Através da favelização as favelas foram aceitas como parte do que faz do Brasil o Brasil, como Copacabana e o samba. As favelas se tornaram um “produto” local que pode ser comercializado e usado globalmente. No processo, segundo o livro, cada favela perde sua individualidade para a generalidade e toda (não) representatividade da “Favela”. Isso então levou ao fenômeno do “favela chique”, tours nas favelas, e um aumento do apelo de produtos de luxo ligados de alguma forma as favelas.
Adriana usa a “Cadeira Favela” pelos designers brasileiros irmãos Campana, para mostrar como referencias as favelas são usadas para comercializar itens de luxo como “brasileiros” e por extensão “exóticos”, quando na realidade esses itens não são nem um pouco relacionados as favelas ou seus moradores ou até mesmo ao Brasil. Os irmãos Campana são muito examinados no livro Favelização por conta de sua recepção mundial como designers brasileiros especificamente inspirados pelo Brasil, e por conta de sua influência em jovens designers como Brunno Jahara e David Elia. Tanto Brunno Jahara e David Elia possuem coleções inspiradas nas favelas, e ambos viveram parte de suas vidas fora do Brasil, entendendo durante o processo a demanda internacional por itens relacionados de alguma maneira com “o outro”. Como os irmãos Campana, Brunno Jahara e David Elia fazem referência as favelas nos seus trabalhos, “misturando estrategicamente referências da pobreza do Brasil com a fantasia e o desejo a serviço do comércio”.
A desconexão da favelização
Seguindo blogs e textos em uma das coleções de Brunno Jahara, a Neorustica, Adriana Kertzer descobriu que a maior parte da cobertura simplesmente parafraseou informações do site de Brunno Jahara. Isso é problemático porque os designers brasileiros e estrangeiros, marqueteiros e cineastas “interpretam e adaptam as favelas, comumente produzindo algo híbrido, algo que levemente toca na realidade mas não a reproduz”. A aceitação do que é produzido e sua disseminação cega combinada com a falta de responsabilidade globaliza mais a linguagem e a imagem da favelização, e propaga ainda mais as apropriações indevidas de favelas.
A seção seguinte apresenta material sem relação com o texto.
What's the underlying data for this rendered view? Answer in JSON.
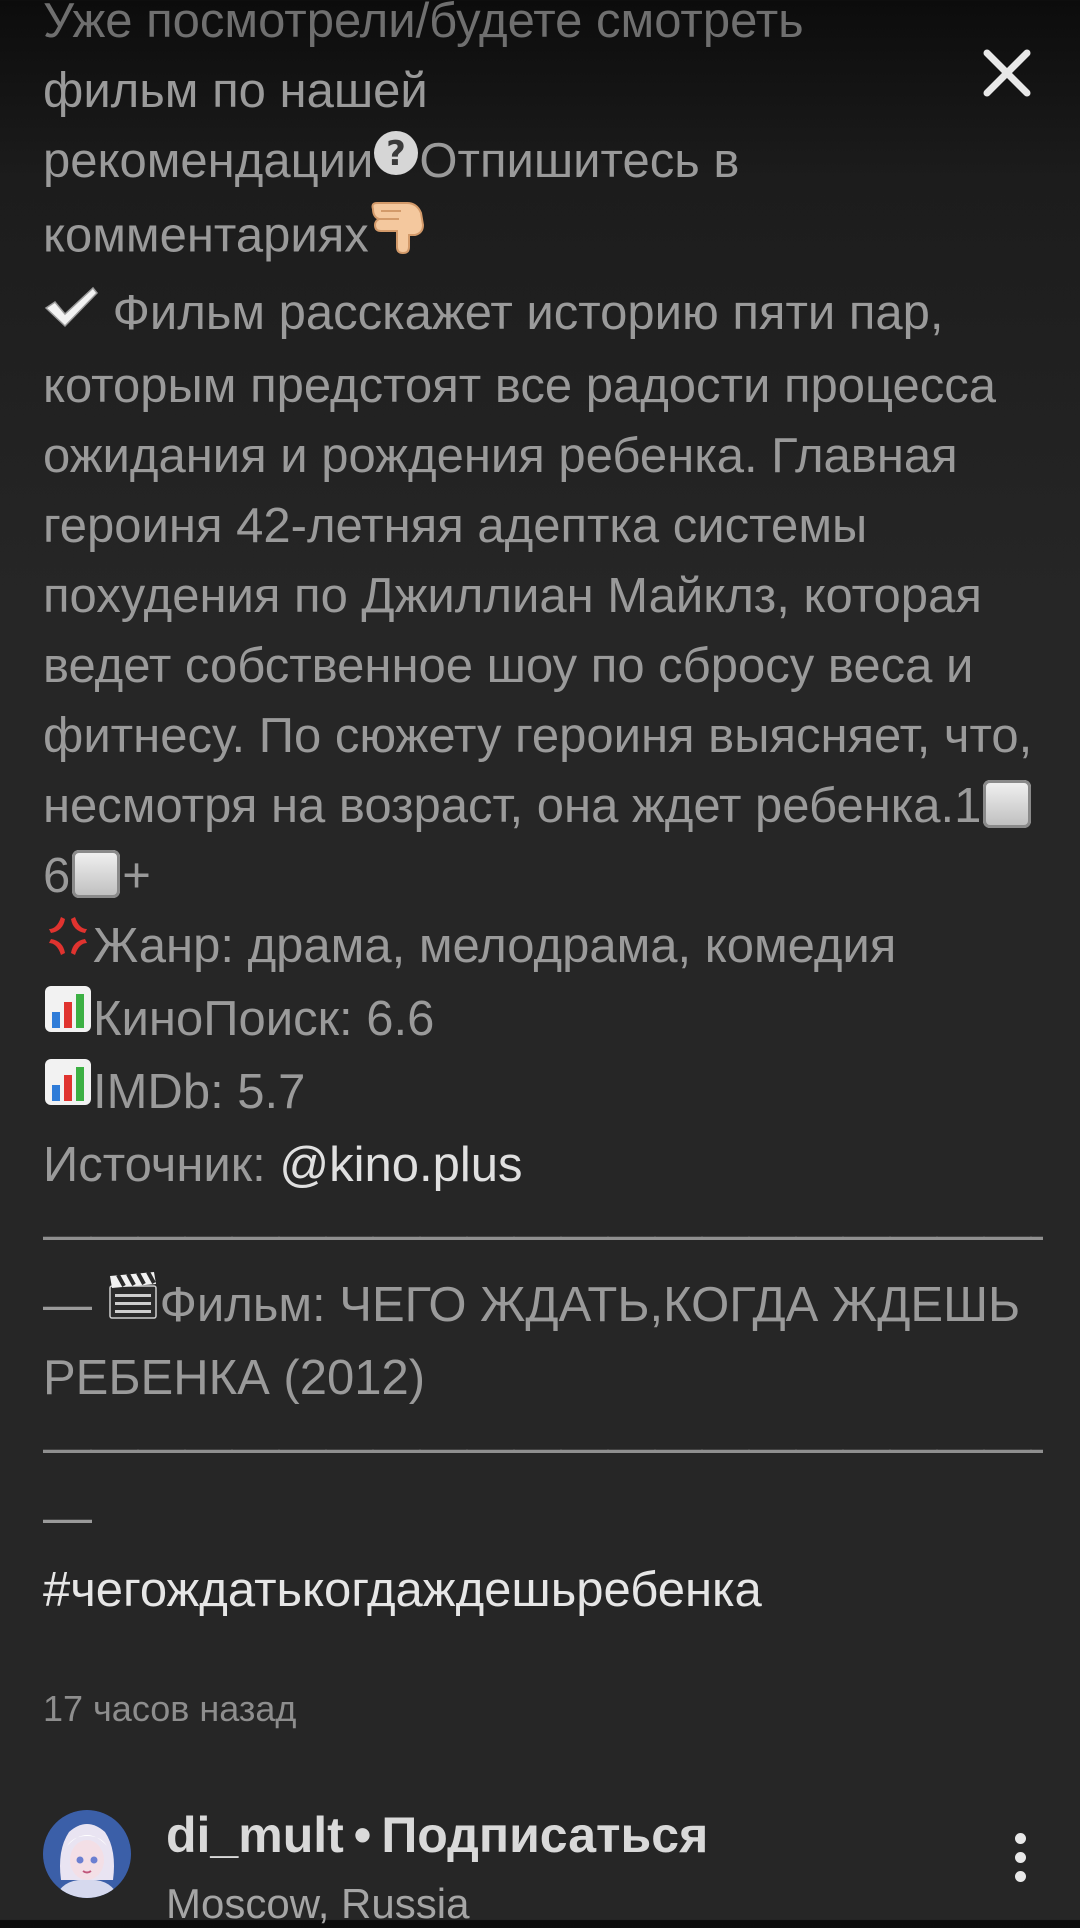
{
  "caption": {
    "line_top": "Уже посмотрели/будете смотреть",
    "line_1": "фильм по нашей",
    "line_2_a": "рекомендации",
    "line_2_b": "Отпишитесь в",
    "line_3": "комментариях",
    "description": "Фильм расскажет историю пяти пар, которым предстоят все радости процесса ожидания и рождения ребенка. Главная героиня 42-летняя адептка системы похудения по Джиллиан Майклз, которая ведет собственное шоу по сбросу веса и фитнесу. По сюжету героиня выясняет, что, несмотря на возраст, она ждет ребенка.",
    "age_digit_1": "1",
    "age_digit_2": "6",
    "age_plus": "+",
    "genre": "Жанр: драма, мелодрама, комедия",
    "kinopoisk": "КиноПоиск: 6.6",
    "imdb": "IMDb: 5.7",
    "source_label": "Источник: ",
    "source_handle": "@kino.plus",
    "divider_1": "——————————————————————",
    "divider_1_tail": "—",
    "film": "Фильм: ЧЕГО ЖДАТЬ,КОГДА ЖДЕШЬ РЕБЕНКА (2012)",
    "divider_2": "——————————————————————",
    "divider_2_tail": "—",
    "hashtag": "#чегождатькогдаждешьребенка"
  },
  "timestamp": "17 часов назад",
  "author": {
    "username": "di_mult",
    "separator": "•",
    "subscribe": "Подписаться",
    "location": "Moscow, Russia"
  },
  "icons": {
    "close": "close-icon",
    "question": "question-mark-icon",
    "pointing": "pointing-down-icon",
    "check": "check-mark-icon",
    "anger": "anger-symbol-icon",
    "chart": "bar-chart-icon",
    "clapper": "clapper-board-icon",
    "more": "more-vertical-icon"
  },
  "colors": {
    "background": "#262626",
    "text": "#9a9a9a",
    "link": "#e0e0e0",
    "close_icon": "#e8e8e8"
  }
}
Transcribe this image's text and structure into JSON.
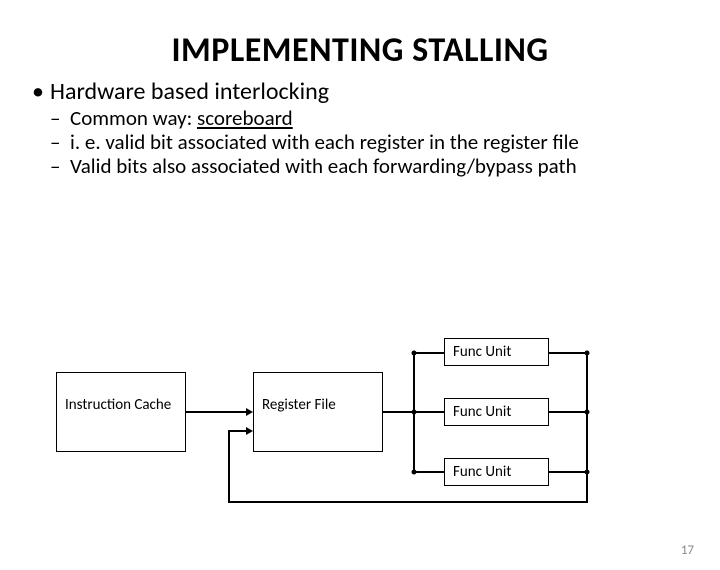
{
  "title": "IMPLEMENTING STALLING",
  "bullets": {
    "l1": "Hardware based interlocking",
    "l2a_prefix": "Common way: ",
    "l2a_emph": "scoreboard",
    "l2b": "i. e. valid bit associated with each register in the register file",
    "l2c": "Valid bits also associated with each forwarding/bypass path"
  },
  "diagram": {
    "instruction_cache": "Instruction Cache",
    "register_file": "Register File",
    "func_unit": "Func Unit"
  },
  "page_number": "17"
}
Produtores de artigos de luxo ocasionalmente interagem com moradores de favelas, como no caso da Lacoste e da cooperativa Coopa-Roca na Rocinha, na Zona Sul do Rio. A Lacoste formou um time com os irmãos Campana para produzir uma edição limitada de camisas com o jacaré da Lacoste costurados por mulheres da cooperativa Coopa-Roca. A companhia pagou a Coopa-Roca pelo serviço, nada mais. Ainda assim, no seu material publicitário e nas subsequentes entrevistas, foi sugerido que a utilização da Coopa-Roca foi caridade, implicando que por consequência ao comprar uma camisa da Lacoste o consumidor estaria fazendo uma compra com responsabilidade social, devido ao benefício que isso traria para mulheres na Rocinha. Na realidade, isso foi uma investida de negócios feita para ser vista como caridade através do processo de favelização.
Ao examinar esses casos de apropriação da estética da favela no design de luxo, o livro Favelização provê um olhar crítico necessário para o modo que as favelas são alterizadas e exoticadas para o consumo. Adriana Kertzer de forma assertiva argumenta que pela exploração da imagem internacional de marca das favelas, os designers estão incentivando um processo de “interpretação, transcendência e dominação” da real experiência de vida e cultura dessas comunidades.